Nous sommes au Manitoba. Dans les vastes plaines du monde rural. En 1969. Marcel et son oncle Philippe se retrouvent. Le premier, originaire tout comme son oncle du petit village de Sainte-Luce, y fait un bref séjour. Il vit maintenant au Québec où il enseigne l’anglais dans un cégep. Quant au vieil oncle, après de longues années d’exil à Montréal, il est revenu mourir dans son pays natal. Les retrouvailles donnent lieu à des incursions dans la campagne environnante et surtout dans les méandres de leurs communs souvenirs. Marcel évoque son grand-père. Une scène l’a marqué. L’impressionnant vieillard en train de tuer frénétiquement des mouches dans la fenêtre de la cuisine. Prenant le relais, à partir de ce souvenir du neveu, le vieil oncle se met à parler d’un événement qui sans doute s’est produit durant le même été, le même jour peut-être où le petit Marcel a vu son grand-père pourchasser théâtralement les insectes. Ce matin-là, un des fils du vieil homme est entré dans la maison, en proie à une vive agitation. C’était pour annoncer à son père qu’il venait tout juste de découvrir un mort dans la rivière. Le cadavre est celui d’un jeune et séduisant mennonite de la région. L’oncle veut parler de cet événement qui avait beaucoup secoué le village à l’époque. Il le peut d’autant qu’il en a été plus ou moins témoin. En effet, par une belle nuit d’été, il a vu aux abords de la rivière une scène qui l’a médusé. Une scène de sexe. Et il a vu également un homme en train d’espionner le couple qui se livrait à ses ébats amoureux. Couple nu, magnifique : un jeune homme, le Mennonite, et une femme, Yvonne, la tante de Marcel. Laurent-Auguste, celui qui est entré en catastrophe dans la cuisine du grand-père tueur de mouches, était le premier voyeur. Le second, plus en retrait, était Philippe. Or voilà, que s’est-il passé au juste une fois les amants séparés ? Qu’est-ce qui a fait dériver le beau corps de Stanley Reimer dans le faible courant du Ruisseau rouge ? Le jeune homme s’est-il tout simplement noyé ? Ou se serait-il donné la mort ? A-t-il plutôt été assassiné ? Si oui, par qui et pourquoi ? Dans les jours qui suivront la tragédie, une manière d’enquête aura jeté de l’ombre sur cette affaire ténébreuse. Enquête bâclée sans doute pour éviter quelque scandale. L’oncle, trente ou quarante ans plus tard, décide enfin d’éclaircir cette sordide affaire.
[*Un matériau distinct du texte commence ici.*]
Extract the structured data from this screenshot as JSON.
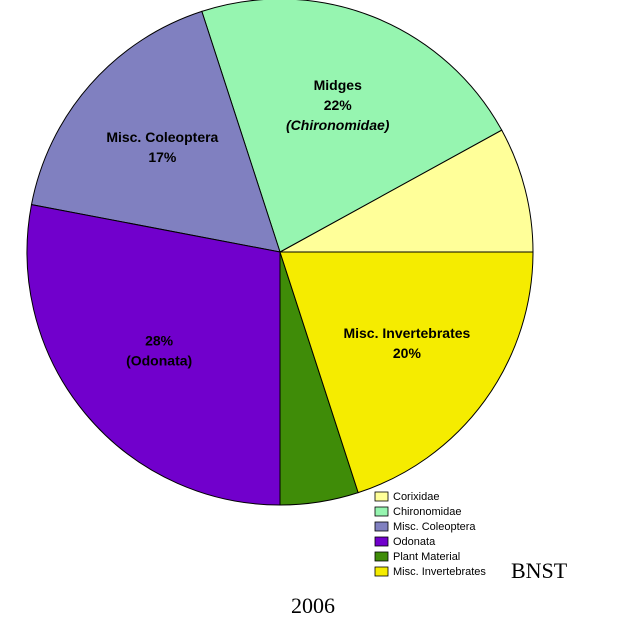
{
  "chart_data": {
    "type": "pie",
    "categories": [
      "Corixidae",
      "Chironomidae",
      "Misc. Coleoptera",
      "Odonata",
      "Plant Material",
      "Misc. Invertebrates"
    ],
    "values": [
      8,
      22,
      17,
      28,
      5,
      20
    ],
    "value_labels": [
      null,
      "22%",
      "17%",
      "28%",
      null,
      "20%"
    ],
    "slice_labels": [
      null,
      {
        "above": "Midges",
        "below": "(Chironomidae)"
      },
      {
        "above": "Misc. Coleoptera"
      },
      {
        "below": "(Odonata)"
      },
      null,
      {
        "above": "Misc. Invertebrates"
      }
    ],
    "colors": [
      "#ffff99",
      "#96f5b0",
      "#8080c0",
      "#7100cc",
      "#3f8c08",
      "#f5ec00"
    ],
    "legend": "bottom-right",
    "caption_lines": [
      "BNST",
      "2006"
    ]
  }
}
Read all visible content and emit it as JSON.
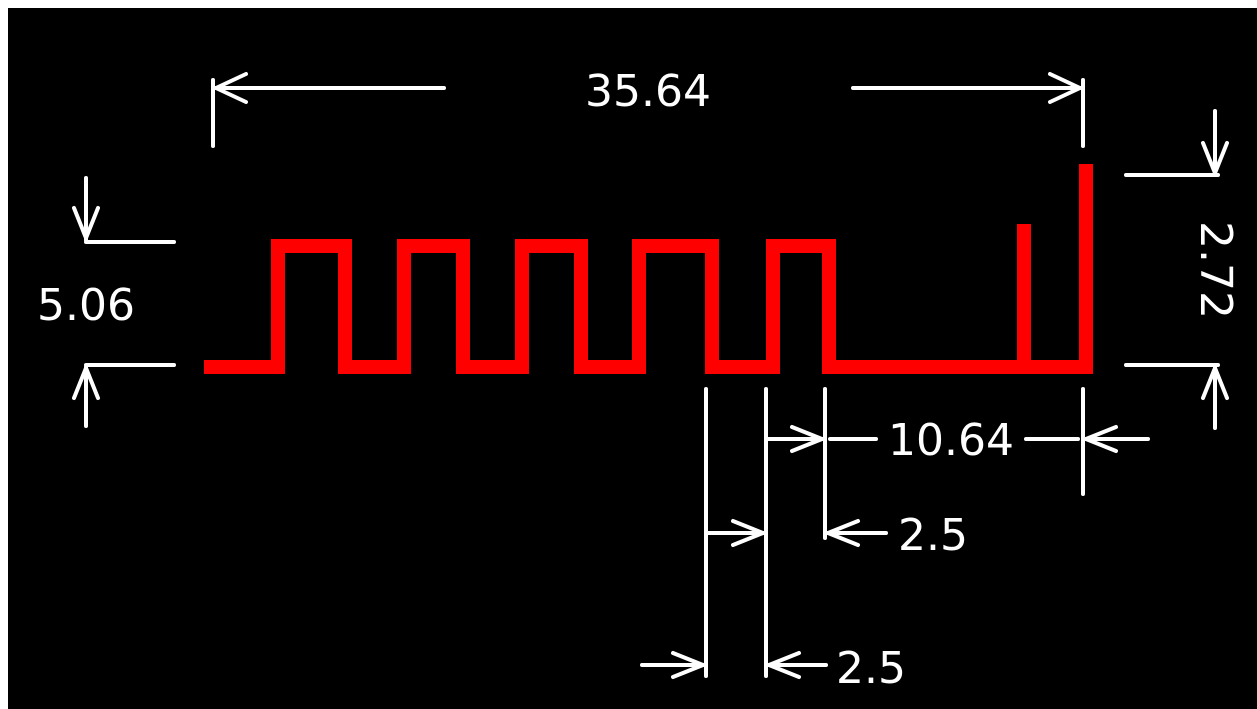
{
  "colors": {
    "background": "#000000",
    "trace": "#ff0000",
    "dimension": "#ffffff"
  },
  "dimensions": {
    "overall_length": "35.64",
    "height": "5.06",
    "right_height": "2.72",
    "tail_length": "10.64",
    "gap": "2.5",
    "trace_width": "2.5"
  }
}
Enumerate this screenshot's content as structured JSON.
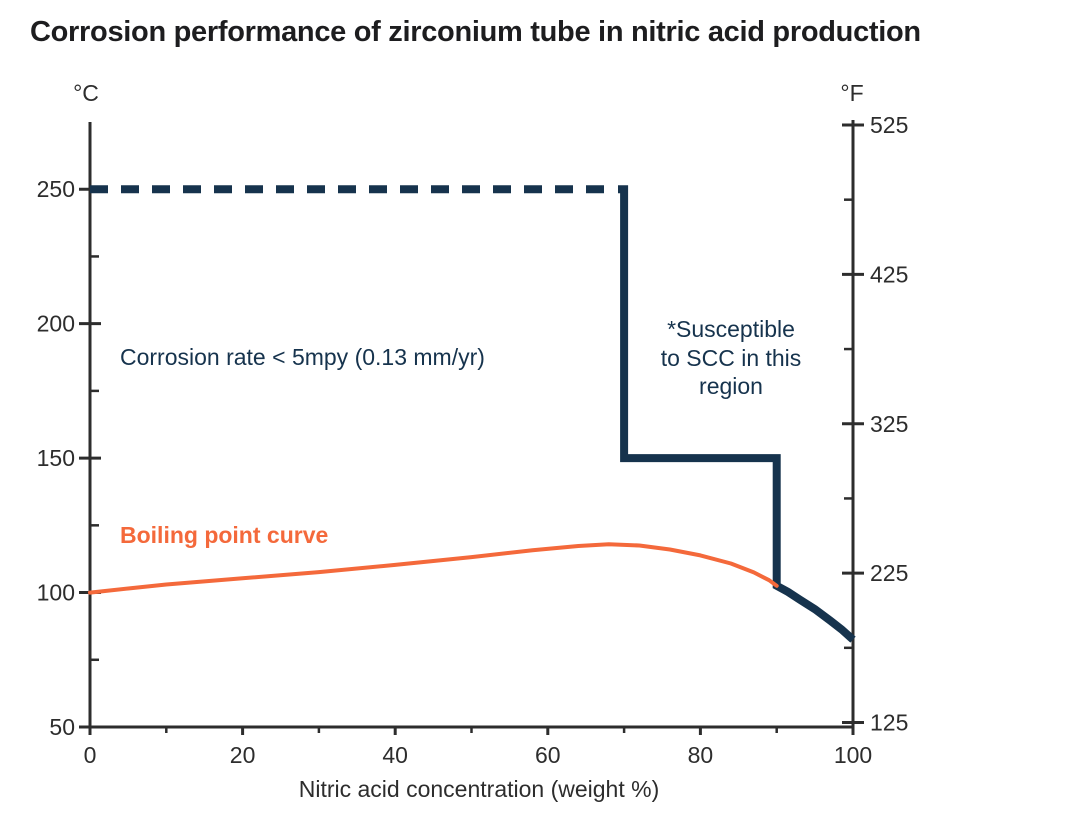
{
  "chart_data": {
    "type": "line",
    "title": "Corrosion performance of zirconium tube in nitric acid production",
    "xlabel": "Nitric acid concentration (weight %)",
    "x_axis": {
      "min": 0,
      "max": 100,
      "major_ticks": [
        0,
        20,
        40,
        60,
        80,
        100
      ],
      "minor_ticks": [
        10,
        30,
        50,
        70,
        90
      ]
    },
    "y_axis_left": {
      "unit": "°C",
      "min": 50,
      "max": 275,
      "major_ticks": [
        50,
        100,
        150,
        200,
        250
      ],
      "minor_ticks": [
        75,
        125,
        175,
        225
      ]
    },
    "y_axis_right": {
      "unit": "°F",
      "major_ticks": [
        125,
        225,
        325,
        425,
        525
      ],
      "minor_ticks": [
        175,
        275,
        375,
        475
      ]
    },
    "grid": false,
    "legend": "none",
    "series": [
      {
        "name": "corrosion-limit-dashed",
        "description": "Upper corrosion-resistance limit, 250 °C from 0–70 wt%",
        "style": "dashed",
        "color": "#16334d",
        "points": [
          [
            0,
            250
          ],
          [
            69,
            250
          ]
        ]
      },
      {
        "name": "corrosion-limit-solid",
        "description": "Corrosion-resistance envelope step: 250→150 °C at 70 wt%, 150 °C to 90 wt%, then down to ~82 °C at 100 wt%",
        "style": "solid",
        "color": "#16334d",
        "points": [
          [
            69.2,
            250
          ],
          [
            70,
            250
          ],
          [
            70,
            150
          ],
          [
            90,
            150
          ],
          [
            90,
            102.5
          ],
          [
            91.5,
            100.2
          ],
          [
            93,
            97.4
          ],
          [
            95,
            93.8
          ],
          [
            97,
            89.6
          ],
          [
            98.5,
            86.3
          ],
          [
            100,
            82.5
          ]
        ]
      },
      {
        "name": "boiling-point-curve",
        "description": "Boiling point of nitric acid solutions, max ~118 °C near 68 wt%",
        "style": "solid",
        "color": "#f4693b",
        "points": [
          [
            0,
            100
          ],
          [
            5,
            101.5
          ],
          [
            10,
            103
          ],
          [
            20,
            105.3
          ],
          [
            30,
            107.6
          ],
          [
            40,
            110.3
          ],
          [
            50,
            113.2
          ],
          [
            58,
            115.7
          ],
          [
            64,
            117.3
          ],
          [
            68,
            118
          ],
          [
            72,
            117.5
          ],
          [
            76,
            116
          ],
          [
            80,
            113.8
          ],
          [
            84,
            110.8
          ],
          [
            87,
            107.5
          ],
          [
            89,
            104.6
          ],
          [
            90,
            102.5
          ]
        ]
      }
    ],
    "annotations": {
      "corrosion_note": "Corrosion rate < 5mpy (0.13 mm/yr)",
      "scc_note": "*Susceptible\nto SCC in this\nregion",
      "boiling_label": "Boiling point curve"
    }
  },
  "colors": {
    "navy": "#16334d",
    "orange": "#f4693b",
    "axis": "#2d2d2d",
    "title": "#1d1d1f",
    "background": "#ffffff"
  }
}
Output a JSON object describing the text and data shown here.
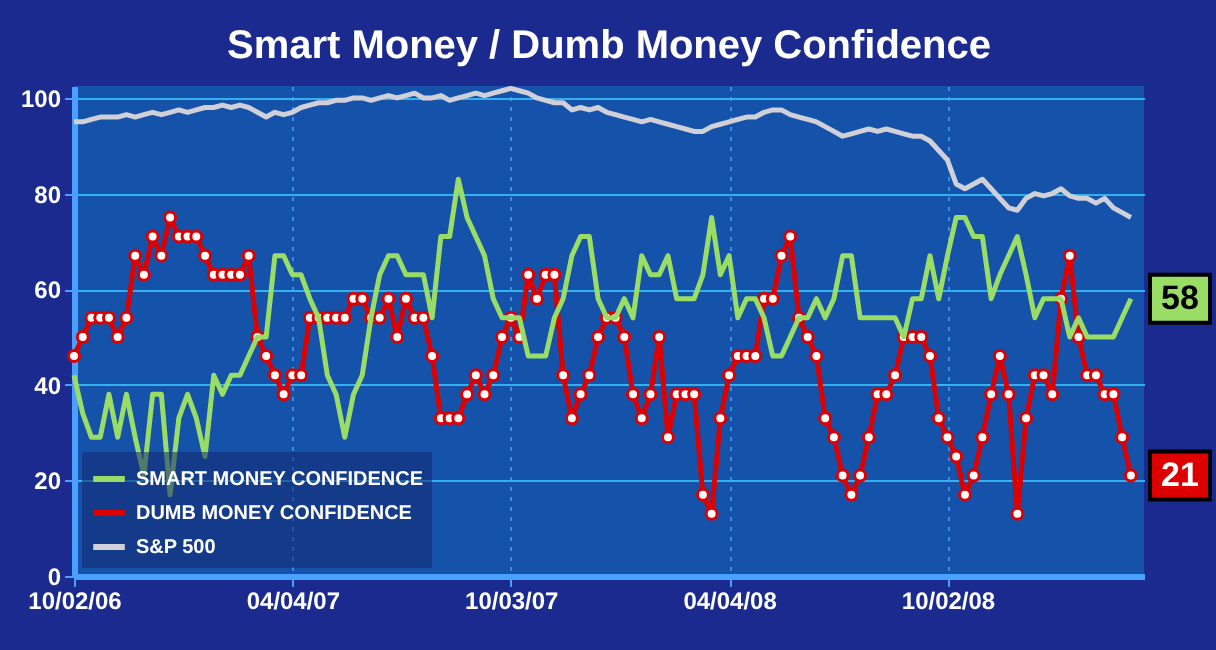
{
  "chart_data": {
    "type": "line",
    "title": "Smart Money / Dumb Money Confidence",
    "categories": [
      "10/02/06",
      null,
      null,
      null,
      null,
      null,
      null,
      null,
      null,
      null,
      null,
      null,
      null,
      null,
      null,
      null,
      null,
      null,
      null,
      null,
      null,
      null,
      null,
      null,
      null,
      "04/04/07",
      null,
      null,
      null,
      null,
      null,
      null,
      null,
      null,
      null,
      null,
      null,
      null,
      null,
      null,
      null,
      null,
      null,
      null,
      null,
      null,
      null,
      null,
      null,
      null,
      "10/03/07",
      null,
      null,
      null,
      null,
      null,
      null,
      null,
      null,
      null,
      null,
      null,
      null,
      null,
      null,
      null,
      null,
      null,
      null,
      null,
      null,
      null,
      null,
      null,
      null,
      "04/04/08",
      null,
      null,
      null,
      null,
      null,
      null,
      null,
      null,
      null,
      null,
      null,
      null,
      null,
      null,
      null,
      null,
      null,
      null,
      null,
      null,
      null,
      null,
      null,
      null,
      "10/02/08",
      null,
      null,
      null,
      null,
      null,
      null,
      null,
      null,
      null,
      null,
      null,
      null,
      null,
      null,
      null,
      null,
      null,
      null,
      null,
      null,
      null
    ],
    "series": [
      {
        "name": "SMART MONEY CONFIDENCE",
        "color": "#99dd66",
        "values": [
          42,
          34,
          29,
          29,
          38,
          29,
          38,
          29,
          21,
          38,
          38,
          17,
          33,
          38,
          33,
          25,
          42,
          38,
          42,
          42,
          46,
          50,
          50,
          67,
          67,
          63,
          63,
          58,
          54,
          42,
          38,
          29,
          38,
          42,
          54,
          63,
          67,
          67,
          63,
          63,
          63,
          54,
          71,
          71,
          83,
          75,
          71,
          67,
          58,
          54,
          54,
          54,
          46,
          46,
          46,
          54,
          58,
          67,
          71,
          71,
          58,
          54,
          54,
          58,
          54,
          67,
          63,
          63,
          67,
          58,
          58,
          58,
          63,
          75,
          63,
          67,
          54,
          58,
          58,
          54,
          46,
          46,
          50,
          54,
          54,
          58,
          54,
          58,
          67,
          67,
          54,
          54,
          54,
          54,
          54,
          50,
          58,
          58,
          67,
          58,
          67,
          75,
          75,
          71,
          71,
          58,
          63,
          67,
          71,
          63,
          54,
          58,
          58,
          58,
          50,
          54,
          50,
          50,
          50,
          50,
          54,
          58
        ]
      },
      {
        "name": "DUMB MONEY CONFIDENCE",
        "color": "#dd0000",
        "marker": "circle",
        "values": [
          46,
          50,
          54,
          54,
          54,
          50,
          54,
          67,
          63,
          71,
          67,
          75,
          71,
          71,
          71,
          67,
          63,
          63,
          63,
          63,
          67,
          50,
          46,
          42,
          38,
          42,
          42,
          54,
          54,
          54,
          54,
          54,
          58,
          58,
          54,
          54,
          58,
          50,
          58,
          54,
          54,
          46,
          33,
          33,
          33,
          38,
          42,
          38,
          42,
          50,
          54,
          50,
          63,
          58,
          63,
          63,
          42,
          33,
          38,
          42,
          50,
          54,
          54,
          50,
          38,
          33,
          38,
          50,
          29,
          38,
          38,
          38,
          17,
          13,
          33,
          42,
          46,
          46,
          46,
          58,
          58,
          67,
          71,
          54,
          50,
          46,
          33,
          29,
          21,
          17,
          21,
          29,
          38,
          38,
          42,
          50,
          50,
          50,
          46,
          33,
          29,
          25,
          17,
          21,
          29,
          38,
          46,
          38,
          13,
          33,
          42,
          42,
          38,
          58,
          67,
          50,
          42,
          42,
          38,
          38,
          29,
          21
        ]
      },
      {
        "name": "S&P 500",
        "color": "#d0d0d8",
        "values": [
          95,
          95,
          95.5,
          96,
          96,
          96,
          96.5,
          96,
          96.5,
          97,
          96.5,
          97,
          97.5,
          97,
          97.5,
          98,
          98,
          98.5,
          98,
          98.5,
          98,
          97,
          96,
          97,
          96.5,
          97,
          98,
          98.5,
          99,
          99,
          99.5,
          99.5,
          100,
          100,
          99.5,
          100,
          100.5,
          100,
          100.5,
          101,
          100,
          100,
          100.5,
          99.5,
          100,
          100.5,
          101,
          100.5,
          101,
          101.5,
          102,
          101.5,
          101,
          100,
          99.5,
          99,
          99,
          97.5,
          98,
          97.5,
          98,
          97,
          96.5,
          96,
          95.5,
          95,
          95.5,
          95,
          94.5,
          94,
          93.5,
          93,
          93,
          94,
          94.5,
          95,
          95.5,
          96,
          96,
          97,
          97.5,
          97.5,
          96.5,
          96,
          95.5,
          95,
          94,
          93,
          92,
          92.5,
          93,
          93.5,
          93,
          93.5,
          93,
          92.5,
          92,
          92,
          91,
          89,
          87,
          82,
          81,
          82,
          83,
          81,
          79,
          77,
          76.5,
          79,
          80,
          79.5,
          80,
          81,
          79.5,
          79,
          79,
          78,
          79,
          77,
          76,
          75
        ]
      }
    ],
    "ylim": [
      0,
      102.5
    ],
    "yticks": [
      0,
      20,
      40,
      60,
      80,
      100
    ],
    "grid": true,
    "legend": "bottom left",
    "annotations": [
      "58",
      "21"
    ]
  }
}
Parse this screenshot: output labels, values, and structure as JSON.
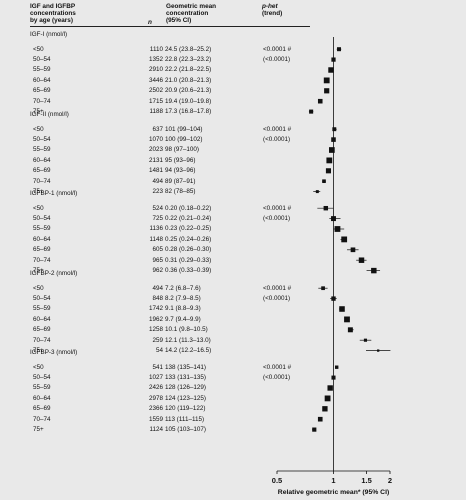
{
  "header": {
    "col1": [
      "IGF and IGFBP",
      "concentrations",
      "by age (years)"
    ],
    "col2": "n",
    "col3": [
      "Geometric mean",
      "concentration",
      "(95% CI)"
    ],
    "col4": [
      "p-het",
      "(trend)"
    ]
  },
  "groups": [
    {
      "name": "IGF-I (nmol/l)",
      "phet": "<0.0001 #",
      "ptrend": "(<0.0001)",
      "rows": [
        {
          "age": "<50",
          "n": "1110",
          "ci": "24.5 (23.8–25.2)",
          "rel": 1.07,
          "lo": 1.04,
          "hi": 1.1
        },
        {
          "age": "50–54",
          "n": "1352",
          "ci": "22.8 (22.3–23.2)",
          "rel": 1.0,
          "lo": 0.98,
          "hi": 1.02
        },
        {
          "age": "55–59",
          "n": "2910",
          "ci": "22.2 (21.8–22.5)",
          "rel": 0.97,
          "lo": 0.96,
          "hi": 0.99
        },
        {
          "age": "60–64",
          "n": "3446",
          "ci": "21.0 (20.8–21.3)",
          "rel": 0.92,
          "lo": 0.91,
          "hi": 0.93
        },
        {
          "age": "65–69",
          "n": "2502",
          "ci": "20.9 (20.6–21.3)",
          "rel": 0.92,
          "lo": 0.9,
          "hi": 0.93
        },
        {
          "age": "70–74",
          "n": "1715",
          "ci": "19.4 (19.0–19.8)",
          "rel": 0.85,
          "lo": 0.83,
          "hi": 0.87
        },
        {
          "age": "75+",
          "n": "1188",
          "ci": "17.3 (16.8–17.8)",
          "rel": 0.76,
          "lo": 0.74,
          "hi": 0.78
        }
      ]
    },
    {
      "name": "IGF-II (nmol/l)",
      "phet": "<0.0001 #",
      "ptrend": "(<0.0001)",
      "rows": [
        {
          "age": "<50",
          "n": "637",
          "ci": "101 (99–104)",
          "rel": 1.01,
          "lo": 0.99,
          "hi": 1.04
        },
        {
          "age": "50–54",
          "n": "1070",
          "ci": "100 (99–102)",
          "rel": 1.0,
          "lo": 0.99,
          "hi": 1.02
        },
        {
          "age": "55–59",
          "n": "2023",
          "ci": "98 (97–100)",
          "rel": 0.98,
          "lo": 0.97,
          "hi": 1.0
        },
        {
          "age": "60–64",
          "n": "2131",
          "ci": "95 (93–96)",
          "rel": 0.95,
          "lo": 0.93,
          "hi": 0.96
        },
        {
          "age": "65–69",
          "n": "1481",
          "ci": "94 (93–96)",
          "rel": 0.94,
          "lo": 0.93,
          "hi": 0.96
        },
        {
          "age": "70–74",
          "n": "494",
          "ci": "89 (87–91)",
          "rel": 0.89,
          "lo": 0.87,
          "hi": 0.91
        },
        {
          "age": "75+",
          "n": "223",
          "ci": "82 (78–85)",
          "rel": 0.82,
          "lo": 0.78,
          "hi": 0.85
        }
      ]
    },
    {
      "name": "IGFBP-1 (nmol/l)",
      "phet": "<0.0001 #",
      "ptrend": "(<0.0001)",
      "rows": [
        {
          "age": "<50",
          "n": "524",
          "ci": "0.20 (0.18–0.22)",
          "rel": 0.91,
          "lo": 0.82,
          "hi": 1.0
        },
        {
          "age": "50–54",
          "n": "725",
          "ci": "0.22 (0.21–0.24)",
          "rel": 1.0,
          "lo": 0.95,
          "hi": 1.09
        },
        {
          "age": "55–59",
          "n": "1136",
          "ci": "0.23 (0.22–0.25)",
          "rel": 1.05,
          "lo": 1.0,
          "hi": 1.14
        },
        {
          "age": "60–64",
          "n": "1148",
          "ci": "0.25 (0.24–0.26)",
          "rel": 1.14,
          "lo": 1.09,
          "hi": 1.18
        },
        {
          "age": "65–69",
          "n": "605",
          "ci": "0.28 (0.26–0.30)",
          "rel": 1.27,
          "lo": 1.18,
          "hi": 1.36
        },
        {
          "age": "70–74",
          "n": "965",
          "ci": "0.31 (0.29–0.33)",
          "rel": 1.41,
          "lo": 1.32,
          "hi": 1.5
        },
        {
          "age": "75+",
          "n": "962",
          "ci": "0.36 (0.33–0.39)",
          "rel": 1.64,
          "lo": 1.5,
          "hi": 1.77
        }
      ]
    },
    {
      "name": "IGFBP-2 (nmol/l)",
      "phet": "<0.0001 #",
      "ptrend": "(<0.0001)",
      "rows": [
        {
          "age": "<50",
          "n": "494",
          "ci": "7.2 (6.8–7.6)",
          "rel": 0.88,
          "lo": 0.83,
          "hi": 0.93
        },
        {
          "age": "50–54",
          "n": "848",
          "ci": "8.2 (7.9–8.5)",
          "rel": 1.0,
          "lo": 0.96,
          "hi": 1.04
        },
        {
          "age": "55–59",
          "n": "1742",
          "ci": "9.1 (8.8–9.3)",
          "rel": 1.11,
          "lo": 1.07,
          "hi": 1.13
        },
        {
          "age": "60–64",
          "n": "1962",
          "ci": "9.7 (9.4–9.9)",
          "rel": 1.18,
          "lo": 1.15,
          "hi": 1.21
        },
        {
          "age": "65–69",
          "n": "1258",
          "ci": "10.1 (9.8–10.5)",
          "rel": 1.23,
          "lo": 1.2,
          "hi": 1.28
        },
        {
          "age": "70–74",
          "n": "259",
          "ci": "12.1 (11.3–13.0)",
          "rel": 1.48,
          "lo": 1.38,
          "hi": 1.59
        },
        {
          "age": "75+",
          "n": "54",
          "ci": "14.2 (12.2–16.5)",
          "rel": 1.73,
          "lo": 1.49,
          "hi": 2.01
        }
      ]
    },
    {
      "name": "IGFBP-3 (nmol/l)",
      "phet": "<0.0001 #",
      "ptrend": "(<0.0001)",
      "rows": [
        {
          "age": "<50",
          "n": "541",
          "ci": "138 (135–141)",
          "rel": 1.04,
          "lo": 1.02,
          "hi": 1.06
        },
        {
          "age": "50–54",
          "n": "1027",
          "ci": "133 (131–135)",
          "rel": 1.0,
          "lo": 0.98,
          "hi": 1.02
        },
        {
          "age": "55–59",
          "n": "2426",
          "ci": "128 (126–129)",
          "rel": 0.96,
          "lo": 0.95,
          "hi": 0.97
        },
        {
          "age": "60–64",
          "n": "2978",
          "ci": "124 (123–125)",
          "rel": 0.93,
          "lo": 0.92,
          "hi": 0.94
        },
        {
          "age": "65–69",
          "n": "2366",
          "ci": "120 (119–122)",
          "rel": 0.9,
          "lo": 0.89,
          "hi": 0.92
        },
        {
          "age": "70–74",
          "n": "1559",
          "ci": "113 (111–115)",
          "rel": 0.85,
          "lo": 0.83,
          "hi": 0.86
        },
        {
          "age": "75+",
          "n": "1124",
          "ci": "105 (103–107)",
          "rel": 0.79,
          "lo": 0.77,
          "hi": 0.8
        }
      ]
    }
  ],
  "chart_data": {
    "type": "scatter",
    "subtype": "forest-plot",
    "xlabel": "Relative geometric mean* (95% CI)",
    "xscale": "log",
    "xlim": [
      0.5,
      2
    ],
    "xticks": [
      "0.5",
      "1",
      "1.5",
      "2"
    ],
    "xtick_values": [
      0.5,
      1,
      1.5,
      2
    ],
    "reference_line": 1,
    "marker_color": "#111111"
  }
}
Les quatrièmes de couverture fournissent d’importantes informations. On présente livre et auteur. On précise la nature de l’histoire en évitant de trop en dévoiler. Ici, la jaquette du roman évoque un certain classicisme, celui de Proust et de Stendhal. On annonce qu’on retrouvera les narrateurs de La mauvaise foi. On mentionne aussi une particularité, un détail plutôt important : Philippe (un des deux narrateurs) est fort prolixe. Il parle d’abondance. Quant à l’auteur, contrairement à son héros, il serait discret, « peu prolifique ». Avec La mauvaise foi, il a obtenu en 1990 deux prix littéraires, dont celui du Gouverneur général, et publié en 1996 un recueil de récits. Après un long intervalle, voici que nous arrive son Deuxième train de la nuit.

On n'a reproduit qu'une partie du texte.